Russian team in shock over Games doping scandal

Published 19/02/2018 in Uncategorized

Russian team in shock over Games doping scandal
Feb 13, 2018- Gangneung, South Korea- Aleksandr Krushelnitckii (OAR) during the mixed doubles curling bronze medal game during the Pyeongchang 2018 Olympic Winter Games at Gangneung Curling Centre. Mandatory Credit: James Lang-USA TODAY Sports

GANGNEUNG, South Korea (Reuters) – A Russian Olympic medalist has left the Pyeongchang Winter Games on suspicion of doping, a team official said on Monday, in a scandal that has shocked his teammates and could imperil Russia’s efforts to regain full Olympic status.

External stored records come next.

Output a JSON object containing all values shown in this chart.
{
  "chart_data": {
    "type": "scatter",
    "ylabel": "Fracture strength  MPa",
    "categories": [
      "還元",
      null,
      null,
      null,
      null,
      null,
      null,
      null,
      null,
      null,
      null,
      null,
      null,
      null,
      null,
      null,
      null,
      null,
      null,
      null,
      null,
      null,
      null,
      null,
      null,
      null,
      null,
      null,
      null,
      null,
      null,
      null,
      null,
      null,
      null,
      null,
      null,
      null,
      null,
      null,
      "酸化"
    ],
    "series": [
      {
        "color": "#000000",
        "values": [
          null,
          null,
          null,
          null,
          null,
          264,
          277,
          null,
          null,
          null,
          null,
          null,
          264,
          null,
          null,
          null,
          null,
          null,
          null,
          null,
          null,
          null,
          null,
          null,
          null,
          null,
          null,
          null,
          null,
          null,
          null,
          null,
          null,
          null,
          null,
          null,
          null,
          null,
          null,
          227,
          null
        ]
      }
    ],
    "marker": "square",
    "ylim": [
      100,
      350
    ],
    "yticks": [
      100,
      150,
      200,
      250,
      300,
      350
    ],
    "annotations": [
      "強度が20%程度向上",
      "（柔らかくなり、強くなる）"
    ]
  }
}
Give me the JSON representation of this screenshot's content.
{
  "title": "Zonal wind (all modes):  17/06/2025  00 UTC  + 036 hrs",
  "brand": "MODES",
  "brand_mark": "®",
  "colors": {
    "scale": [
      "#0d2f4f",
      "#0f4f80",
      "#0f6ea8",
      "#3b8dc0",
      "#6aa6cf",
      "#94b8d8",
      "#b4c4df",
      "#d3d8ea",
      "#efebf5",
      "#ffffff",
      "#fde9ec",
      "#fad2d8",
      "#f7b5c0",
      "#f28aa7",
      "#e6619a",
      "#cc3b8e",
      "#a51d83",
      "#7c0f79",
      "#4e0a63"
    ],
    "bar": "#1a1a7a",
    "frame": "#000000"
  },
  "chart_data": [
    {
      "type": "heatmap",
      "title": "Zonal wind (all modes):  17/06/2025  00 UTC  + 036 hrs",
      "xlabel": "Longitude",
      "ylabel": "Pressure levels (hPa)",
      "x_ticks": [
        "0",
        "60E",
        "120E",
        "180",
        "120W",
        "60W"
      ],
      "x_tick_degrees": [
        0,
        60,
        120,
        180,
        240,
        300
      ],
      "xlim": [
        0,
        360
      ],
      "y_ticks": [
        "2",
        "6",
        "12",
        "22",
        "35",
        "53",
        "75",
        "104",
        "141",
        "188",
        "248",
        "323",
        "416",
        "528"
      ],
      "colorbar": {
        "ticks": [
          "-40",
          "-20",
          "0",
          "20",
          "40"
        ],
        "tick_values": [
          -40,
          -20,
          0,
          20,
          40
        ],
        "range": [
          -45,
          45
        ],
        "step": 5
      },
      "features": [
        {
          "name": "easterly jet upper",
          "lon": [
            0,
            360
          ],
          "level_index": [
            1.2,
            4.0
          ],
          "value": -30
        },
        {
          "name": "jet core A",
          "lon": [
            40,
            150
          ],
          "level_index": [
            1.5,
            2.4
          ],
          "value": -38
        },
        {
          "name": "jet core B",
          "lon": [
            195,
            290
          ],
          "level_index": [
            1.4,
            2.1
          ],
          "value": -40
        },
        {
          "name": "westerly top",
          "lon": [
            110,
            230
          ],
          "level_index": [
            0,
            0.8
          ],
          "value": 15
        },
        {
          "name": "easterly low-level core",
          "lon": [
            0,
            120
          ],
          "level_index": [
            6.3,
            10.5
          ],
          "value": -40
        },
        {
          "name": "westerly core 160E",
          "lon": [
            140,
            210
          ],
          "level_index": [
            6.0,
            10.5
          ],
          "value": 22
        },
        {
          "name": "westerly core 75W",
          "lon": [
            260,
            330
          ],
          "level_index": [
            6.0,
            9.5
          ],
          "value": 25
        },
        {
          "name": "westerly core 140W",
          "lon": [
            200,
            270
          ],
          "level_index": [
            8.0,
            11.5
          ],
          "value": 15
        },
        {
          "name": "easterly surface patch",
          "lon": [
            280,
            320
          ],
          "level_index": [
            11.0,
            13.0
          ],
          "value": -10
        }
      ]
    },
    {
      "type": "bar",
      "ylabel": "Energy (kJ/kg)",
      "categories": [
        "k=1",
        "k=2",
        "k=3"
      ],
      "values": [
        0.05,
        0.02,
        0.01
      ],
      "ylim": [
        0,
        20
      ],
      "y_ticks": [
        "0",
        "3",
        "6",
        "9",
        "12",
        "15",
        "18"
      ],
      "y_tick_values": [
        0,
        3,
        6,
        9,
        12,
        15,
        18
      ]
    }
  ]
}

Alexander Krushelnitsky, who competes in curling, one of the Games’ least physically taxing sports, is suspected of testing positive for meldonium, a banned substance that increases blood flow and improves exercise capacity.

Asked for an update on the case, Russian delegation spokesman Konstantin Vybornov told Reuters the athlete had surrendered his Games accreditation and left the Olympic village while awaiting the result of a second sample later on Monday.

He later denied having referred to any individual by name. But Russian women’s curling coach Sergei Belanov replied to reporters’ questions about Krushelnitsky, dismissing the idea that a “young, clever man” would use drugs in a sport where they would produce “no benefits”.

“It’s stupid, but Alexander is not stupid, so I don’t believe it,” Belanov said.

Krushelnitsky won bronze with his wife Anastasia Bryzgalova in mixed-doubles curling in Pyeongchang. He has not responded to a request for comment.

Suspicions of a doping violation have rocked the Russian team, which have been trying to draw a line under years of drug-cheating scandals, and shocked the sport of curling, where steady hands and sharp eyes outweigh physical fitness.

Doping case launched against Russian athlete: tribunal

  • Bemused curlers ask ‘why would anyone dope in our sport?’
  • Russian curling federation president Dmitry Svishchev said Russian curlers had been tested on Jan. 22 before flying out to South Korea and the tests were negative.

    “I have known these guys for many years. Only a crazy person takes banned substances before a competition, before the Olympics,” Svishchev said on Sunday night when the news first broke. “It’s a strange story. It raises a lot of questions.”

    The World Anti-Doping Agency banned meldonium with effect from January 2016, deeming it performance-enhancing because it enabled users to carry more oxygen to muscle tissue, something of benefit to endurance athletes in particular.

    Former world tennis number one Maria Sharapova of Russia was barred from competition for 15 months after testing positive. In total, more than 170 athletes, including over 40 Russians, have tested positive for the drug since it was banned.